Como gente da roça, senhor Onofre e senhora Maria eram extremamente supersticiosos. Durante todos estes anos fizeram mandingas para que a barriga da mulher trouxesse à luz um filho homem, que honrasse o trabalho do pai. Mas nada funcionara.
Ao nascer da sétima filha, o primeiro pensamento que tiveram era de que eles foram destinados a comandar aquele harém caseiro e nunca Deus lhes daria um varão para ajudá-los nesta empreita. Porém, passados alguns meses do cansaço devido aos cuidados da recém-nascida, um pensamento temeroso despontou nos dois.
Supersticiosos, como já citei, lembraram de uma lenda muito difundida. Comentaram a história vez ou outra na quarta, quinta ou sexta vez em que Maria ficou grávida, mas nunca se preocuparam tanto quanto agora. Diziam pelas redondezas que, após o nascimento de sete filhas, sendo o oitavo homem, este se tornará lobisomem.
O pavor tomou conta do casal. Mantiveram distância na cama durante meses afinco. Abstenção completa de atos reprodutivos. Pensaram até em capar senhor Onofre, para evitar qualquer eventualidade. O medo de um filho beijado pelo diabo era o único pensamento que tinham. Enquanto isso, as filhas mais velhas aproveitam as paqueras no portão de casa.
Foram consultar o padre.
Homem sábio, temente a Deus, ministro do Evangelho e serviçal da pequena comunidade rural, padre Tinho, como era conhecido, atendeu-os na capelinha calorosamente. Comoveu-se com a ingenuidade do casal e aconselhou-os a não se preocuparem com nada. Tirou da idéia dos dois de caparem o pobre coitado e disse a eles que mau nenhum havia em continuarem se amando em casa. Deus castiga aqueles que o afrontam. Sendo pessoas boas, maldição alguma os afligiria.
Voltaram para casa, não completamente reconfortados, mas, com certeza, mais tranqüilos. Demoraram ainda para recomeçarem a se abraçar debaixo dos lençóis. Tinham em mente, também, que ambos só poderiam gerar filhas, moças de extrema beleza, e essa era a missão divina a eles dada. Impossível que, se por algum acaso ainda viesse nova descendência, fosse homem.

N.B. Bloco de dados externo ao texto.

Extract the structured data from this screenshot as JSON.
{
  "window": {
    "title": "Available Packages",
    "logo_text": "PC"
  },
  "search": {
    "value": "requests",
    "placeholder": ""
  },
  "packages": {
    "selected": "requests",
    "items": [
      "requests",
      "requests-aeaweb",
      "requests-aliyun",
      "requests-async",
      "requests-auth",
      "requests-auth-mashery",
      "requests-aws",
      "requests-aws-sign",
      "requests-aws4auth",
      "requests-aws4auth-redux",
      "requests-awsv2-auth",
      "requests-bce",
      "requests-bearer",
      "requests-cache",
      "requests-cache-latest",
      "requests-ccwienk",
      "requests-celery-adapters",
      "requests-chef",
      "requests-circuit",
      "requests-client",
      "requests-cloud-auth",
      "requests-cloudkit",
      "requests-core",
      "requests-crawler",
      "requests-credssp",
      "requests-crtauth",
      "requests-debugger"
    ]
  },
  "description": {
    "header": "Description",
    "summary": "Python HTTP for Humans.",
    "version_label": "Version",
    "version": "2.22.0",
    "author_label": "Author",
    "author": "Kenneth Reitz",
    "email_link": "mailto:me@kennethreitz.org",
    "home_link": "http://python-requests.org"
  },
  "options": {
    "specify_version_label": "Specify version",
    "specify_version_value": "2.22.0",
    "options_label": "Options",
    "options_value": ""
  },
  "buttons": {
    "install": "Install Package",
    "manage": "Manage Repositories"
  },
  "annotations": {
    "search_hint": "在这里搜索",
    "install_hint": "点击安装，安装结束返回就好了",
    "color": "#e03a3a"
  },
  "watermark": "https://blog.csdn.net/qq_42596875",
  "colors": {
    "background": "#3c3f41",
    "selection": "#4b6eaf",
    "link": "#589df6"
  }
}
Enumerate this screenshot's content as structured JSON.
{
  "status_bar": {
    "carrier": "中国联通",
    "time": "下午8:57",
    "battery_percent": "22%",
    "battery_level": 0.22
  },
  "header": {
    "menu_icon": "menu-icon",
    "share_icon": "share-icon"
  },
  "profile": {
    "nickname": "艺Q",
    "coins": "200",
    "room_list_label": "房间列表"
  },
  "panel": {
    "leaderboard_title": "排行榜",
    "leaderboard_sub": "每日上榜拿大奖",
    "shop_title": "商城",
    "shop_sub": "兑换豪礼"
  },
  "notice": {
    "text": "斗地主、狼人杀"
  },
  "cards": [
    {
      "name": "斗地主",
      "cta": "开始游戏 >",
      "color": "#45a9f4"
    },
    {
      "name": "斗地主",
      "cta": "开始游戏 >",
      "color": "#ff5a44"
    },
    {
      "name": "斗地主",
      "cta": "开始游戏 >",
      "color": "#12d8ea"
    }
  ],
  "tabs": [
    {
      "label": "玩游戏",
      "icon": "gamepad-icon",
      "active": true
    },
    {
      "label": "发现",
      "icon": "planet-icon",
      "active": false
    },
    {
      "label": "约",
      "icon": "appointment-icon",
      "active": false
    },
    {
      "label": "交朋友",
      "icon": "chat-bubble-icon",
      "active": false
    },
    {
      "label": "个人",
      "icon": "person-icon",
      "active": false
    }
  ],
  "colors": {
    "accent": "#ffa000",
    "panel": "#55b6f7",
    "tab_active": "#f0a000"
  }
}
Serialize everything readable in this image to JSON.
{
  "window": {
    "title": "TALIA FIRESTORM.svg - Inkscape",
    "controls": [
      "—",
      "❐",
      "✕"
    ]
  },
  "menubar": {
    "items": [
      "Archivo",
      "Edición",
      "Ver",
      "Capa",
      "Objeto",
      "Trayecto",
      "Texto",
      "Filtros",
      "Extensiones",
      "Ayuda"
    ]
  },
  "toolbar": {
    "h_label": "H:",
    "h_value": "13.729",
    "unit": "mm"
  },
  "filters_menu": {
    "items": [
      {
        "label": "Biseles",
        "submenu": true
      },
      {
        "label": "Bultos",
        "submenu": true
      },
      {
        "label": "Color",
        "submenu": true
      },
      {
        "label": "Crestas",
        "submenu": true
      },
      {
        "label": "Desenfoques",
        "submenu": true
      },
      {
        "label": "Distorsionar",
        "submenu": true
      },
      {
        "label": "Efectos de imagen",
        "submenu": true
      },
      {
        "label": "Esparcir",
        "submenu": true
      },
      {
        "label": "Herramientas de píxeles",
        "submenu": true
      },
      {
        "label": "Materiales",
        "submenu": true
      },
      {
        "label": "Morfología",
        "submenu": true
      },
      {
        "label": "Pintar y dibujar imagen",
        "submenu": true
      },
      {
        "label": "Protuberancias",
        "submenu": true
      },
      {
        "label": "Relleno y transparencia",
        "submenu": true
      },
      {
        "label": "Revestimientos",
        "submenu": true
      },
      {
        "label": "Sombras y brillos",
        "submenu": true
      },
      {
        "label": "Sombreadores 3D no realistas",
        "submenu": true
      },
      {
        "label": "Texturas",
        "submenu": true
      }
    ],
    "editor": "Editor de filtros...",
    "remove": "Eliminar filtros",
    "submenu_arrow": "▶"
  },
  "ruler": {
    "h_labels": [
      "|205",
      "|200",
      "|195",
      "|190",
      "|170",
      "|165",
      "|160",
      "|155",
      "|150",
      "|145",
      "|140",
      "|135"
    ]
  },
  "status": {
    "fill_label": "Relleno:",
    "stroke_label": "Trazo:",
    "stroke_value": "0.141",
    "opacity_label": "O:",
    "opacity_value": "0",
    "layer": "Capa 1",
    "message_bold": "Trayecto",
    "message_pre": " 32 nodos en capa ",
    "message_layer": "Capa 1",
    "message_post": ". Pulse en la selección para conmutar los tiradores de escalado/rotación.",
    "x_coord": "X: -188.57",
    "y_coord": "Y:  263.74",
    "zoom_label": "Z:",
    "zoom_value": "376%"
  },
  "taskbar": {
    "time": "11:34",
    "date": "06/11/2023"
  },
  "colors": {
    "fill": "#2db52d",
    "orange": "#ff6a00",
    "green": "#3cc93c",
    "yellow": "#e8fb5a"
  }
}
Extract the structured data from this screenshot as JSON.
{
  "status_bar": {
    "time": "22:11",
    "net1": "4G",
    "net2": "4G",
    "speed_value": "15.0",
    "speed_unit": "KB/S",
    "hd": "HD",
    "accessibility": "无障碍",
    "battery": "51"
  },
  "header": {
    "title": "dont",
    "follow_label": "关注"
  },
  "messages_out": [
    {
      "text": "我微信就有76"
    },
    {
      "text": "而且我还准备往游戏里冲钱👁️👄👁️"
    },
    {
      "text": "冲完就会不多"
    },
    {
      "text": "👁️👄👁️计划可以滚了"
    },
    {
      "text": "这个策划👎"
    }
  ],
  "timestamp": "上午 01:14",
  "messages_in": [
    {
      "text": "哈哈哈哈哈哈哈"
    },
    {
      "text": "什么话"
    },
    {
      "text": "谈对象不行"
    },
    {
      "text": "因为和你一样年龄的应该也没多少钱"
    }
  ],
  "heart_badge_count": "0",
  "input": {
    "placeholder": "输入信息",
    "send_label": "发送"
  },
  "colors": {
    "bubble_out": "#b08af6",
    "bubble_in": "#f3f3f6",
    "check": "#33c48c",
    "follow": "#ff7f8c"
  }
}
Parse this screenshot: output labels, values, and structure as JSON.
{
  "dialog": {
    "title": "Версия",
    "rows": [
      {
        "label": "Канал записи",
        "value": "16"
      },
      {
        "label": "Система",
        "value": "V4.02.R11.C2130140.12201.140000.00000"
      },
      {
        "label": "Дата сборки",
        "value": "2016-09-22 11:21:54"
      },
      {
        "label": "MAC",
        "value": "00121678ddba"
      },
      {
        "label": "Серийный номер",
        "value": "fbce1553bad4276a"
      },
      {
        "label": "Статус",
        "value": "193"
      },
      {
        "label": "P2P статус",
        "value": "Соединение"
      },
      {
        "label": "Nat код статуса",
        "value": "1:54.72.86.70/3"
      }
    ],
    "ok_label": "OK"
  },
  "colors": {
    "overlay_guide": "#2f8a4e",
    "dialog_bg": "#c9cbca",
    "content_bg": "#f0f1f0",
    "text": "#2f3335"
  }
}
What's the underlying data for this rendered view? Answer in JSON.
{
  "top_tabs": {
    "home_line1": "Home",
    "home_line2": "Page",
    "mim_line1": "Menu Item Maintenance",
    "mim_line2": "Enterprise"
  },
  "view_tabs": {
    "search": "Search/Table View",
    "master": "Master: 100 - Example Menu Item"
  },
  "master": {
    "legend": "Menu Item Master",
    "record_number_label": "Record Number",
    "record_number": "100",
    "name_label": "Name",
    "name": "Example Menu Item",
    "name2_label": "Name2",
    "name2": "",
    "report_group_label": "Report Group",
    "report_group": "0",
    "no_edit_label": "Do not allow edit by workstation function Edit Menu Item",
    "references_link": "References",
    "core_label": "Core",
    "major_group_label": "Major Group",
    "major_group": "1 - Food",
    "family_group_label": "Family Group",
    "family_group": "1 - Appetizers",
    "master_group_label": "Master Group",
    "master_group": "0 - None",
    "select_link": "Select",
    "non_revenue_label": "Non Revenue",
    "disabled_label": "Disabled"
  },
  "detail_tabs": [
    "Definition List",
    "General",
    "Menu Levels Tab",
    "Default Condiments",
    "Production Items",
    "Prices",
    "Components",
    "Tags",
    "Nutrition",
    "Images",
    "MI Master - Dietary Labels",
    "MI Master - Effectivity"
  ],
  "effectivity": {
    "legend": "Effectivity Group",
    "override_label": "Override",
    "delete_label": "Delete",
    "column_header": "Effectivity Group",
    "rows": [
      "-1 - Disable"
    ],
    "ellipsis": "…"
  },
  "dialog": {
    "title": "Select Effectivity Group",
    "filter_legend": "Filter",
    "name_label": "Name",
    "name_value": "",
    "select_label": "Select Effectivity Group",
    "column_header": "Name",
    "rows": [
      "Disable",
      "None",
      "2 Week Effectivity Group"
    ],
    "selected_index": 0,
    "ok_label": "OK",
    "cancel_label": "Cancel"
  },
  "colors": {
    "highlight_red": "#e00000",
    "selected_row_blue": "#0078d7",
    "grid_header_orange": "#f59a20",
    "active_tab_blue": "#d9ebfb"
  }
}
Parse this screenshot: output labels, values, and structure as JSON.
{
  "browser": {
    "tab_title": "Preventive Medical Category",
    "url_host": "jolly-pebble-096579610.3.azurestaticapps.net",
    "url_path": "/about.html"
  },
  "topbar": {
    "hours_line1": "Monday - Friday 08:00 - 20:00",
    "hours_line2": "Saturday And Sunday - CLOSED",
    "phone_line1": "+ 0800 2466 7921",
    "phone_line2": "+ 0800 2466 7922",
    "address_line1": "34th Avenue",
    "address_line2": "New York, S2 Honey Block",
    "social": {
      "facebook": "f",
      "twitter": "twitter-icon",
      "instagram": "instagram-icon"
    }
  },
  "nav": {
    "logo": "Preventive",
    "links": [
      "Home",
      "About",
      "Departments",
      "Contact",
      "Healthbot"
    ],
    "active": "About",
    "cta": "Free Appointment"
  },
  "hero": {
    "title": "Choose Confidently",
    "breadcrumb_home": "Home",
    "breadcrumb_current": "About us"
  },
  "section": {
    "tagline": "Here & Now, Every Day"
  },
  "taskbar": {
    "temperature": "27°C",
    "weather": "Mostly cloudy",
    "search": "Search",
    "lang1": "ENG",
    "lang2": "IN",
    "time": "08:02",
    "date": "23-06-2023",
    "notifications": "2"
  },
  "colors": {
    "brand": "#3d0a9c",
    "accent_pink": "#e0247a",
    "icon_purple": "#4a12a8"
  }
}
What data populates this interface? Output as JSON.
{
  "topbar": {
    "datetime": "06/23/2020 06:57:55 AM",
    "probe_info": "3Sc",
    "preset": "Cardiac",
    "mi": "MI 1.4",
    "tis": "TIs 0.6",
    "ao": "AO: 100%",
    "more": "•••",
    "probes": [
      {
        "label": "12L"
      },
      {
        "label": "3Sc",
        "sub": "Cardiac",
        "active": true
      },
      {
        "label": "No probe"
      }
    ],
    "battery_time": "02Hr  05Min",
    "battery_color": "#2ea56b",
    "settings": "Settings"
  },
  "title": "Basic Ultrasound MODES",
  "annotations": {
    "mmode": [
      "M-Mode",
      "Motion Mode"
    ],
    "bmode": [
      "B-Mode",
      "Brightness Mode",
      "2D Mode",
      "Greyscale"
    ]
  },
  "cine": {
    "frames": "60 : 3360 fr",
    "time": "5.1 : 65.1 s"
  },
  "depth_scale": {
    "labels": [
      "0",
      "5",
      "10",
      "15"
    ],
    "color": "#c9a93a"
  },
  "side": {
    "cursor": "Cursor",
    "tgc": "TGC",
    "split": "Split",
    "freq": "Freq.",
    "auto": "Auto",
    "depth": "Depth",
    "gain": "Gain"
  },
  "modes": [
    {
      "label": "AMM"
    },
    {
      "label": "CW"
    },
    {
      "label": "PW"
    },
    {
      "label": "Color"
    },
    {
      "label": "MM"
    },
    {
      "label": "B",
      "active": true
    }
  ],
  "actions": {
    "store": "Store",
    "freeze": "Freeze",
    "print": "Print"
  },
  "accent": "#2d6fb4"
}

E mais um ano inteiro se concluiu. Senhor Onofre chega em casa e a filharada brigando na sala, alguma coisa com um namorado em comum entre a primeira e a terceira filha. Ele interrompe a discussão e manda todas para o quarto, ordenando que elas aguardem para ouvirem um bom sermão e, muito provavelmente, um castigo. Cessado o tumulto, o pai da família procura sua mulher, querendo uma explicação.
A encontra no quarto, chorando, mãos acariciando a barriga. O marido senta ao seu lado na beira da cama e a abraça.
“Espero que seja outra mulher, meu bem”, são as palavras da esposa, entrecortadas por soluços chorosos.